Chaitin also recalled the work of Leonard Euler:

He created a lot of the mathematics that physicists and engineers use, but it was like a river, like a torrent of creative thought.  Every week he would do another wonderful paper.  He would give the whole train of thought and you would think when you read it, oh, I could do that.  But no.  Today a lot of his proofs are not considered rigorous.  But even though his proofs are not what today is considered a valid proof, he discovered all this mathematics.   Where did all those ideas come from?

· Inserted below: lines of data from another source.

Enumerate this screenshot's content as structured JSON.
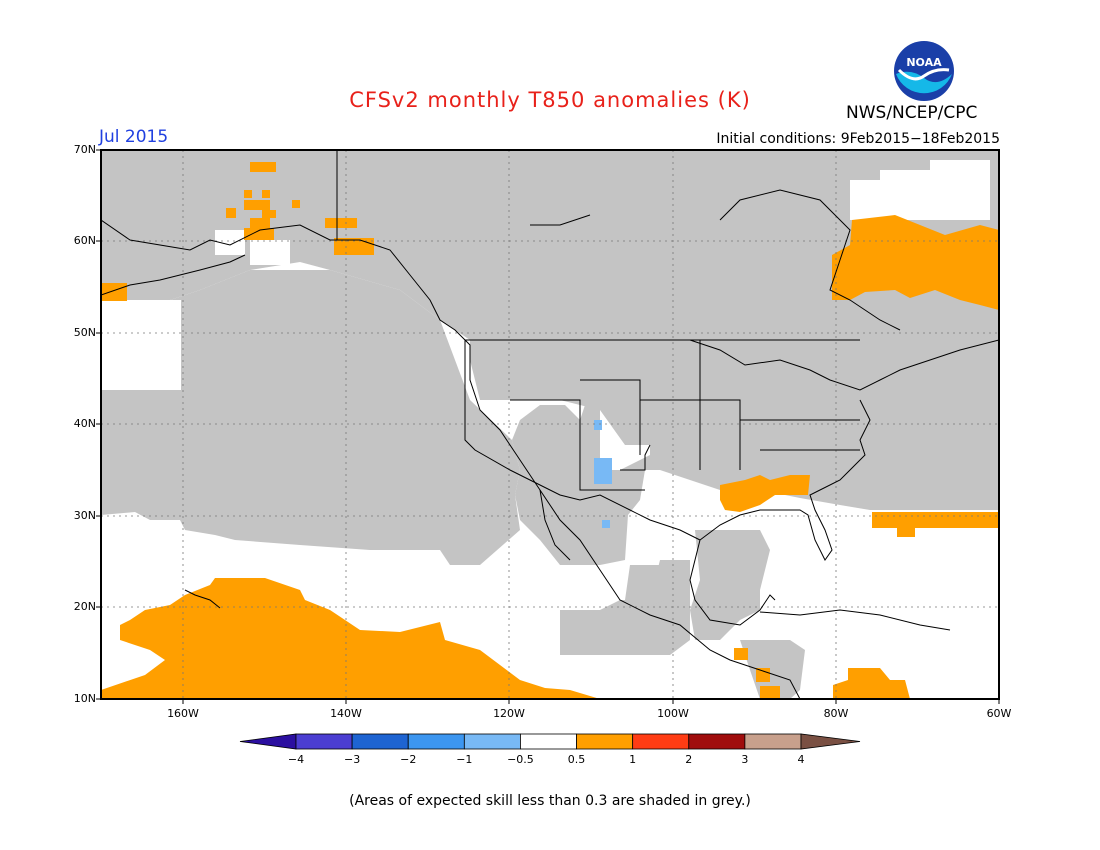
{
  "header": {
    "title": "CFSv2 monthly T850 anomalies (K)",
    "valid_month": "Jul 2015",
    "initial_conditions": "Initial conditions: 9Feb2015−18Feb2015",
    "agency": "NWS/NCEP/CPC",
    "logo_text": "NOAA"
  },
  "map": {
    "lat_labels": [
      "70N",
      "60N",
      "50N",
      "40N",
      "30N",
      "20N",
      "10N"
    ],
    "lon_labels": [
      "160W",
      "140W",
      "120W",
      "100W",
      "80W",
      "60W"
    ],
    "colors": {
      "grey_low_skill": "#c4c4c4",
      "warm_anomaly": "#ff9f00",
      "cool_anomaly": "#78b9f5",
      "land_outline": "#000000",
      "grid": "#777777"
    }
  },
  "colorbar": {
    "tick_labels": [
      "−4",
      "−3",
      "−2",
      "−1",
      "−0.5",
      "0.5",
      "1",
      "2",
      "3",
      "4"
    ],
    "colors": [
      "#2b0fa0",
      "#4b3ed2",
      "#1e64d2",
      "#3c96f0",
      "#78b9f5",
      "#ffffff",
      "#ff9f00",
      "#ff3c14",
      "#a00d0d",
      "#c8a08c",
      "#7a5043"
    ]
  },
  "footer": {
    "note": "(Areas of expected skill less than 0.3 are shaded in grey.)"
  }
}
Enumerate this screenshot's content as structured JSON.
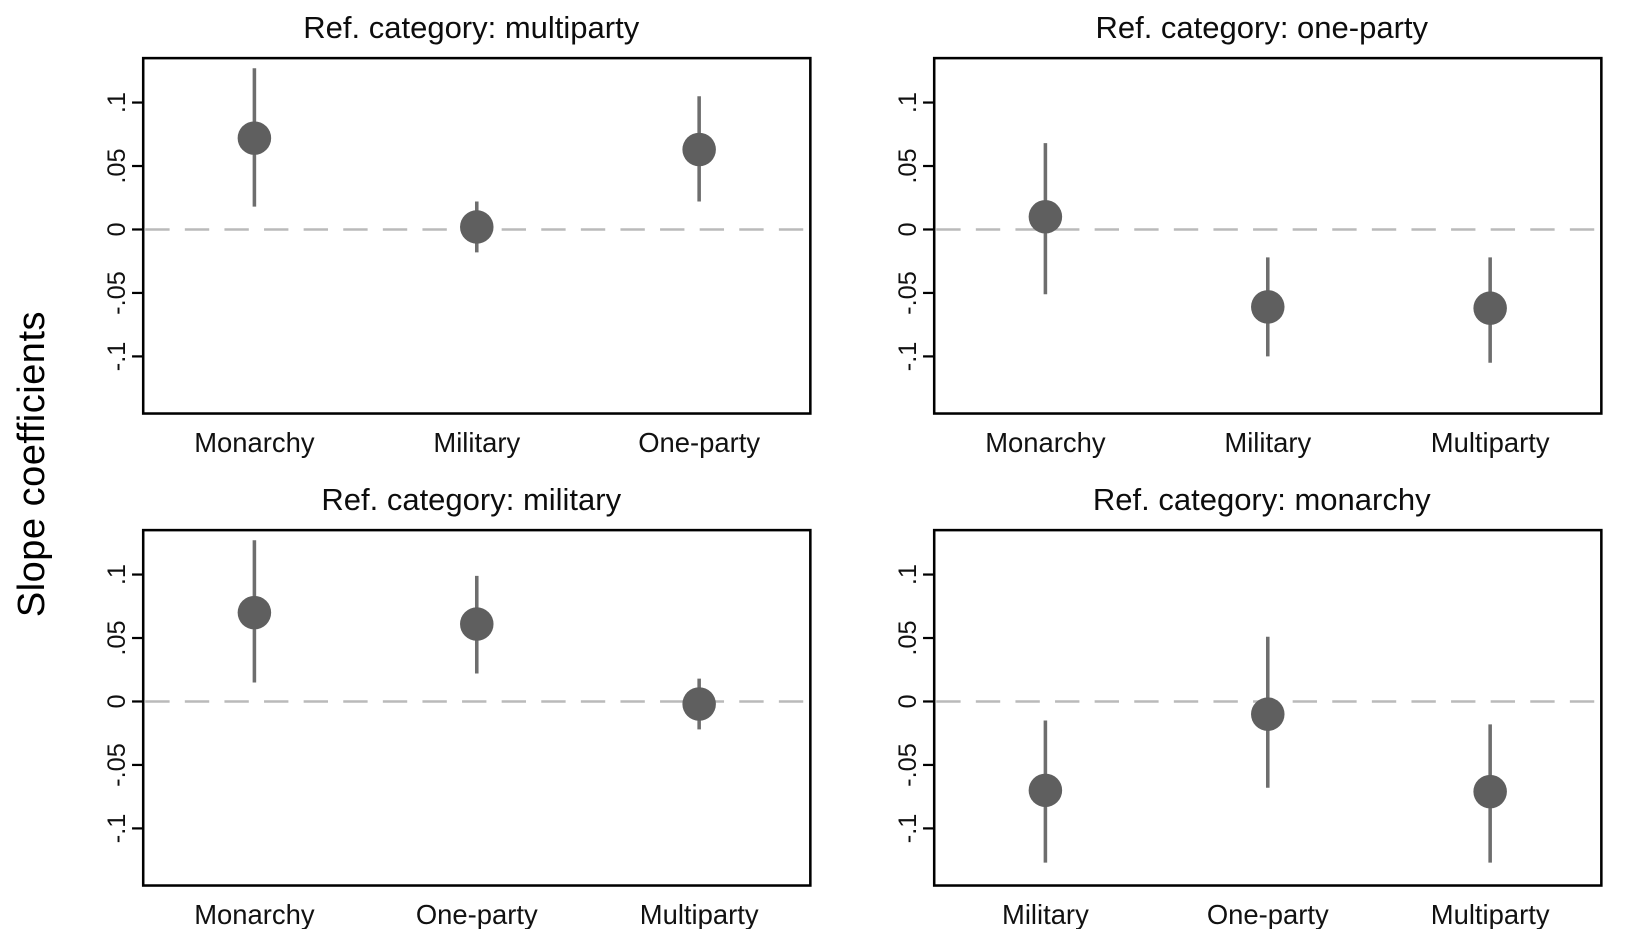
{
  "figure": {
    "ylabel": "Slope coefficients",
    "background": "#ffffff",
    "frame_color": "#000000",
    "marker_color": "#5f5f5f",
    "ci_color": "#6e6e6e",
    "zero_line_color": "#bababa",
    "tick_label_color": "#111111"
  },
  "chart_data": [
    {
      "type": "scatter",
      "subtype": "coefficient-plot-with-ci",
      "title": "Ref. category: multiparty",
      "categories": [
        "Monarchy",
        "Military",
        "One-party"
      ],
      "values": [
        0.072,
        0.002,
        0.063
      ],
      "ci_low": [
        0.018,
        -0.018,
        0.022
      ],
      "ci_high": [
        0.127,
        0.022,
        0.105
      ],
      "yticks": {
        "values": [
          0.1,
          0.05,
          0,
          -0.05,
          -0.1
        ],
        "labels": [
          ".1",
          ".05",
          "0",
          "-.05",
          "-.1"
        ]
      },
      "ylim": [
        -0.145,
        0.135
      ],
      "zero_line": true,
      "grid": false,
      "legend": "none",
      "xlabel": "",
      "ylabel": ""
    },
    {
      "type": "scatter",
      "subtype": "coefficient-plot-with-ci",
      "title": "Ref. category: one-party",
      "categories": [
        "Monarchy",
        "Military",
        "Multiparty"
      ],
      "values": [
        0.01,
        -0.061,
        -0.062
      ],
      "ci_low": [
        -0.051,
        -0.1,
        -0.105
      ],
      "ci_high": [
        0.068,
        -0.022,
        -0.022
      ],
      "yticks": {
        "values": [
          0.1,
          0.05,
          0,
          -0.05,
          -0.1
        ],
        "labels": [
          ".1",
          ".05",
          "0",
          "-.05",
          "-.1"
        ]
      },
      "ylim": [
        -0.145,
        0.135
      ],
      "zero_line": true,
      "grid": false,
      "legend": "none",
      "xlabel": "",
      "ylabel": ""
    },
    {
      "type": "scatter",
      "subtype": "coefficient-plot-with-ci",
      "title": "Ref. category: military",
      "categories": [
        "Monarchy",
        "One-party",
        "Multiparty"
      ],
      "values": [
        0.07,
        0.061,
        -0.002
      ],
      "ci_low": [
        0.015,
        0.022,
        -0.022
      ],
      "ci_high": [
        0.127,
        0.099,
        0.018
      ],
      "yticks": {
        "values": [
          0.1,
          0.05,
          0,
          -0.05,
          -0.1
        ],
        "labels": [
          ".1",
          ".05",
          "0",
          "-.05",
          "-.1"
        ]
      },
      "ylim": [
        -0.145,
        0.135
      ],
      "zero_line": true,
      "grid": false,
      "legend": "none",
      "xlabel": "",
      "ylabel": ""
    },
    {
      "type": "scatter",
      "subtype": "coefficient-plot-with-ci",
      "title": "Ref. category: monarchy",
      "categories": [
        "Military",
        "One-party",
        "Multiparty"
      ],
      "values": [
        -0.07,
        -0.01,
        -0.071
      ],
      "ci_low": [
        -0.127,
        -0.068,
        -0.127
      ],
      "ci_high": [
        -0.015,
        0.051,
        -0.018
      ],
      "yticks": {
        "values": [
          0.1,
          0.05,
          0,
          -0.05,
          -0.1
        ],
        "labels": [
          ".1",
          ".05",
          "0",
          "-.05",
          "-.1"
        ]
      },
      "ylim": [
        -0.145,
        0.135
      ],
      "zero_line": true,
      "grid": false,
      "legend": "none",
      "xlabel": "",
      "ylabel": ""
    }
  ]
}
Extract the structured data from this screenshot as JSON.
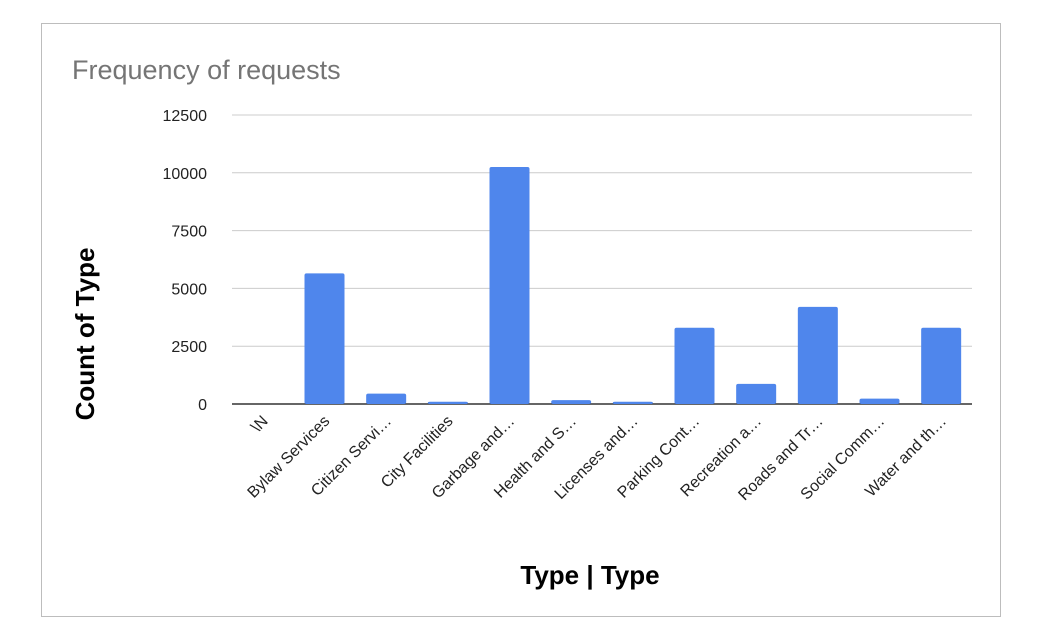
{
  "chart_data": {
    "type": "bar",
    "title": "Frequency of requests",
    "xlabel": "Type | Type",
    "ylabel": "Count of Type",
    "ylim": [
      0,
      12500
    ],
    "yticks": [
      0,
      2500,
      5000,
      7500,
      10000,
      12500
    ],
    "grid": true,
    "legend": "none",
    "bar_color": "#4f86ec",
    "categories": [
      "\\N",
      "Bylaw Services",
      "Citizen Servi…",
      "City Facilities",
      "Garbage and…",
      "Health and S…",
      "Licenses and…",
      "Parking Cont…",
      "Recreation a…",
      "Roads and Tr…",
      "Social Comm…",
      "Water and th…"
    ],
    "values": [
      0,
      5650,
      450,
      100,
      10250,
      170,
      100,
      3300,
      870,
      4200,
      230,
      3300
    ]
  }
}
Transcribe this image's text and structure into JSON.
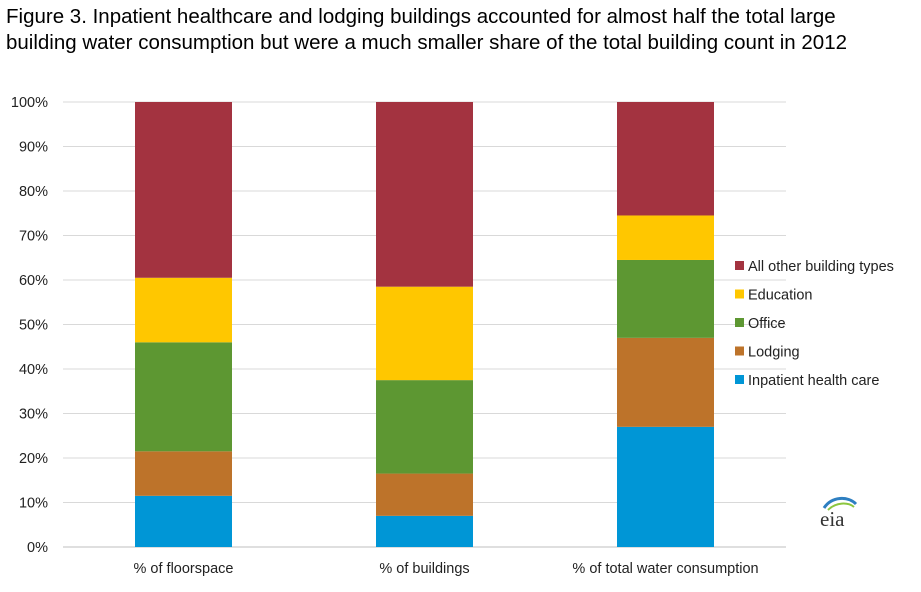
{
  "title_lines": [
    "Figure 3.  Inpatient healthcare and lodging buildings accounted for almost half the total large",
    "building water consumption but were a much smaller share of the total building count in 2012"
  ],
  "logo_text": "eia",
  "chart_data": {
    "type": "bar",
    "stacked": true,
    "categories": [
      "% of floorspace",
      "% of buildings",
      "% of total water consumption"
    ],
    "series": [
      {
        "name": "Inpatient health care",
        "color": "#0096d6",
        "values": [
          11.5,
          7.0,
          27.0
        ]
      },
      {
        "name": "Lodging",
        "color": "#bd732a",
        "values": [
          10.0,
          9.5,
          20.0
        ]
      },
      {
        "name": "Office",
        "color": "#5d9732",
        "values": [
          24.5,
          21.0,
          17.5
        ]
      },
      {
        "name": "Education",
        "color": "#ffc700",
        "values": [
          14.5,
          21.0,
          10.0
        ]
      },
      {
        "name": "All other building types",
        "color": "#a33340",
        "values": [
          39.5,
          41.5,
          25.5
        ]
      }
    ],
    "legend_order": [
      "All other building types",
      "Education",
      "Office",
      "Lodging",
      "Inpatient health care"
    ],
    "ylim": [
      0,
      100
    ],
    "yticks": [
      "0%",
      "10%",
      "20%",
      "30%",
      "40%",
      "50%",
      "60%",
      "70%",
      "80%",
      "90%",
      "100%"
    ],
    "xlabel": "",
    "ylabel": "",
    "grid": true,
    "legend_position": "right"
  }
}
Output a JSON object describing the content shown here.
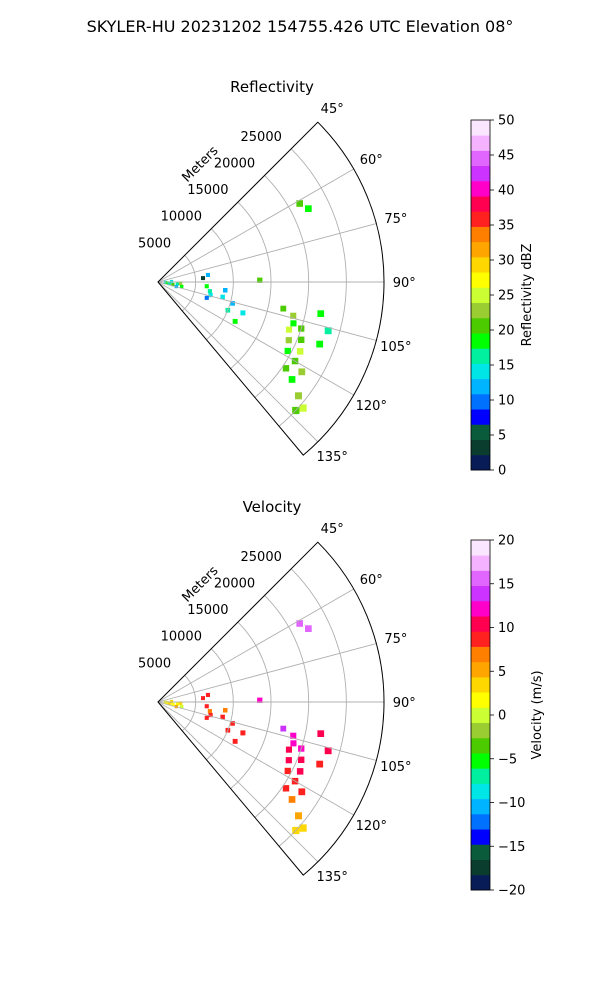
{
  "figure": {
    "suptitle": "SKYLER-HU  20231202  154755.426 UTC Elevation 08°",
    "range_unit_label": "Meters"
  },
  "chart_data": [
    {
      "type": "polar-ppi",
      "title": "Reflectivity",
      "colorbar_label": "Reflectivity dBZ",
      "colorbar_range": [
        0,
        50
      ],
      "colorbar_ticks": [
        "0",
        "5",
        "10",
        "15",
        "20",
        "25",
        "30",
        "35",
        "40",
        "45",
        "50"
      ],
      "colormap": [
        "#081d58",
        "#0b3d2e",
        "#0a5a3c",
        "#0000ff",
        "#0070ff",
        "#00b4ff",
        "#00e5e5",
        "#00f0a0",
        "#00ff00",
        "#4ccc00",
        "#9acd32",
        "#ccff33",
        "#ffff00",
        "#ffd700",
        "#ffa500",
        "#ff7f00",
        "#ff2020",
        "#ff0050",
        "#ff00c8",
        "#cc33ff",
        "#e066ff",
        "#f5b3ff",
        "#fbe6ff"
      ],
      "angular_ticks": [
        "45°",
        "60°",
        "75°",
        "90°",
        "105°",
        "120°",
        "135°"
      ],
      "radial_ticks": [
        "5000",
        "10000",
        "15000",
        "20000",
        "25000"
      ],
      "range_max_m": 30000,
      "azimuth_range_deg": [
        45,
        140
      ],
      "echo_cells": [
        {
          "az": 92,
          "r": 1000,
          "v": 14
        },
        {
          "az": 95,
          "r": 1200,
          "v": 18
        },
        {
          "az": 98,
          "r": 1500,
          "v": 16
        },
        {
          "az": 100,
          "r": 2000,
          "v": 20
        },
        {
          "az": 88,
          "r": 1800,
          "v": 15
        },
        {
          "az": 96,
          "r": 2600,
          "v": 17
        },
        {
          "az": 101,
          "r": 3200,
          "v": 19
        },
        {
          "az": 93,
          "r": 3000,
          "v": 22
        },
        {
          "az": 104,
          "r": 2500,
          "v": 13
        },
        {
          "az": 85,
          "r": 6000,
          "v": 3
        },
        {
          "az": 82,
          "r": 6700,
          "v": 12
        },
        {
          "az": 95,
          "r": 6500,
          "v": 18
        },
        {
          "az": 100,
          "r": 7000,
          "v": 16
        },
        {
          "az": 104,
          "r": 7200,
          "v": 14
        },
        {
          "az": 108,
          "r": 6800,
          "v": 10
        },
        {
          "az": 97,
          "r": 9000,
          "v": 12
        },
        {
          "az": 103,
          "r": 8800,
          "v": 15
        },
        {
          "az": 106,
          "r": 10300,
          "v": 13
        },
        {
          "az": 112,
          "r": 10000,
          "v": 17
        },
        {
          "az": 110,
          "r": 12000,
          "v": 15
        },
        {
          "az": 117,
          "r": 11500,
          "v": 18
        },
        {
          "az": 89,
          "r": 13500,
          "v": 20
        },
        {
          "az": 102,
          "r": 17000,
          "v": 20
        },
        {
          "az": 104,
          "r": 18500,
          "v": 22
        },
        {
          "az": 107,
          "r": 18800,
          "v": 19
        },
        {
          "az": 108,
          "r": 20000,
          "v": 21
        },
        {
          "az": 110,
          "r": 18500,
          "v": 24
        },
        {
          "az": 112,
          "r": 20500,
          "v": 20
        },
        {
          "az": 114,
          "r": 19000,
          "v": 22
        },
        {
          "az": 116,
          "r": 21000,
          "v": 25
        },
        {
          "az": 118,
          "r": 19500,
          "v": 18
        },
        {
          "az": 120,
          "r": 21000,
          "v": 21
        },
        {
          "az": 122,
          "r": 22500,
          "v": 23
        },
        {
          "az": 124,
          "r": 20500,
          "v": 20
        },
        {
          "az": 126,
          "r": 22000,
          "v": 19
        },
        {
          "az": 129,
          "r": 24000,
          "v": 22
        },
        {
          "az": 131,
          "r": 25500,
          "v": 24
        },
        {
          "az": 133,
          "r": 25000,
          "v": 21
        },
        {
          "az": 101,
          "r": 22000,
          "v": 18
        },
        {
          "az": 106,
          "r": 23500,
          "v": 16
        },
        {
          "az": 111,
          "r": 23000,
          "v": 19
        },
        {
          "az": 61,
          "r": 21500,
          "v": 20
        },
        {
          "az": 64,
          "r": 22200,
          "v": 18
        }
      ]
    },
    {
      "type": "polar-ppi",
      "title": "Velocity",
      "colorbar_label": "Velocity (m/s)",
      "colorbar_range": [
        -20,
        20
      ],
      "colorbar_ticks": [
        "−20",
        "−15",
        "−10",
        "−5",
        "0",
        "5",
        "10",
        "15",
        "20"
      ],
      "colormap": [
        "#081d58",
        "#0b3d2e",
        "#0a5a3c",
        "#0000ff",
        "#0070ff",
        "#00b4ff",
        "#00e5e5",
        "#00f0a0",
        "#00ff00",
        "#4ccc00",
        "#9acd32",
        "#ccff33",
        "#ffff00",
        "#ffd700",
        "#ffa500",
        "#ff7f00",
        "#ff2020",
        "#ff0050",
        "#ff00c8",
        "#cc33ff",
        "#e066ff",
        "#f5b3ff",
        "#fbe6ff"
      ],
      "angular_ticks": [
        "45°",
        "60°",
        "75°",
        "90°",
        "105°",
        "120°",
        "135°"
      ],
      "radial_ticks": [
        "5000",
        "10000",
        "15000",
        "20000",
        "25000"
      ],
      "range_max_m": 30000,
      "azimuth_range_deg": [
        45,
        140
      ],
      "echo_cells": [
        {
          "az": 92,
          "r": 1000,
          "v": 2
        },
        {
          "az": 95,
          "r": 1200,
          "v": 1
        },
        {
          "az": 98,
          "r": 1500,
          "v": 3
        },
        {
          "az": 100,
          "r": 2000,
          "v": 1
        },
        {
          "az": 88,
          "r": 1800,
          "v": 4
        },
        {
          "az": 96,
          "r": 2600,
          "v": 2
        },
        {
          "az": 101,
          "r": 3200,
          "v": 0
        },
        {
          "az": 93,
          "r": 3000,
          "v": 3
        },
        {
          "az": 104,
          "r": 2500,
          "v": 5
        },
        {
          "az": 85,
          "r": 6000,
          "v": 9
        },
        {
          "az": 82,
          "r": 6700,
          "v": 8
        },
        {
          "az": 95,
          "r": 6500,
          "v": 8
        },
        {
          "az": 100,
          "r": 7000,
          "v": 7
        },
        {
          "az": 104,
          "r": 7200,
          "v": 8
        },
        {
          "az": 108,
          "r": 6800,
          "v": 9
        },
        {
          "az": 97,
          "r": 9000,
          "v": 7
        },
        {
          "az": 103,
          "r": 8800,
          "v": 8
        },
        {
          "az": 106,
          "r": 10300,
          "v": 9
        },
        {
          "az": 112,
          "r": 10000,
          "v": 8
        },
        {
          "az": 110,
          "r": 12000,
          "v": 9
        },
        {
          "az": 117,
          "r": 11500,
          "v": 8
        },
        {
          "az": 89,
          "r": 13500,
          "v": 13
        },
        {
          "az": 102,
          "r": 17000,
          "v": 14
        },
        {
          "az": 104,
          "r": 18500,
          "v": 13
        },
        {
          "az": 107,
          "r": 18800,
          "v": 12
        },
        {
          "az": 108,
          "r": 20000,
          "v": 12
        },
        {
          "az": 110,
          "r": 18500,
          "v": 11
        },
        {
          "az": 112,
          "r": 20500,
          "v": 11
        },
        {
          "az": 114,
          "r": 19000,
          "v": 10
        },
        {
          "az": 116,
          "r": 21000,
          "v": 10
        },
        {
          "az": 118,
          "r": 19500,
          "v": 9
        },
        {
          "az": 120,
          "r": 21000,
          "v": 9
        },
        {
          "az": 122,
          "r": 22500,
          "v": 8
        },
        {
          "az": 124,
          "r": 20500,
          "v": 8
        },
        {
          "az": 126,
          "r": 22000,
          "v": 7
        },
        {
          "az": 129,
          "r": 24000,
          "v": 5
        },
        {
          "az": 131,
          "r": 25500,
          "v": 4
        },
        {
          "az": 133,
          "r": 25000,
          "v": 4
        },
        {
          "az": 101,
          "r": 22000,
          "v": 10
        },
        {
          "az": 106,
          "r": 23500,
          "v": 11
        },
        {
          "az": 111,
          "r": 23000,
          "v": 9
        },
        {
          "az": 61,
          "r": 21500,
          "v": 16
        },
        {
          "az": 64,
          "r": 22200,
          "v": 15
        }
      ]
    }
  ]
}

In another segment, under the heading Is Information fundamental, Chaitin is addressing the question of whether information is  more fundamental to the universe than matter. The inspiration for these ideas may be the computer.  But what if the computer isn’t just a metaphor?  Chaitin asks.  A theory can be thought of as a computation.  You input your theory and the output is the physical universe, or mathematical theorems.  And when is a theory good?  This goes back to Leibniz, he says. A theory is good when it’s a compression, when what you put into the computer is simpler or smaller than what you get out.  Then you understand.  And that understanding can be mathematical or it can be physical.  And maybe the right way to think about the universe is that the universe is a computation  – computing its future state from its current state.  One can think of everything as a computation – understanding, the physical universe, DNA, as well as current technology.

Chaitin suggests that this provides a whole new way of looking at epistemology, which reach back to ideas presented by Leibniz after 300 years of development. We have reinvented an old question:  Is the universe built of matter or of mind?
I wrote a bit on Leibniz a couple of years ago.   I will revisit Leibniz and Chaitin for more on this.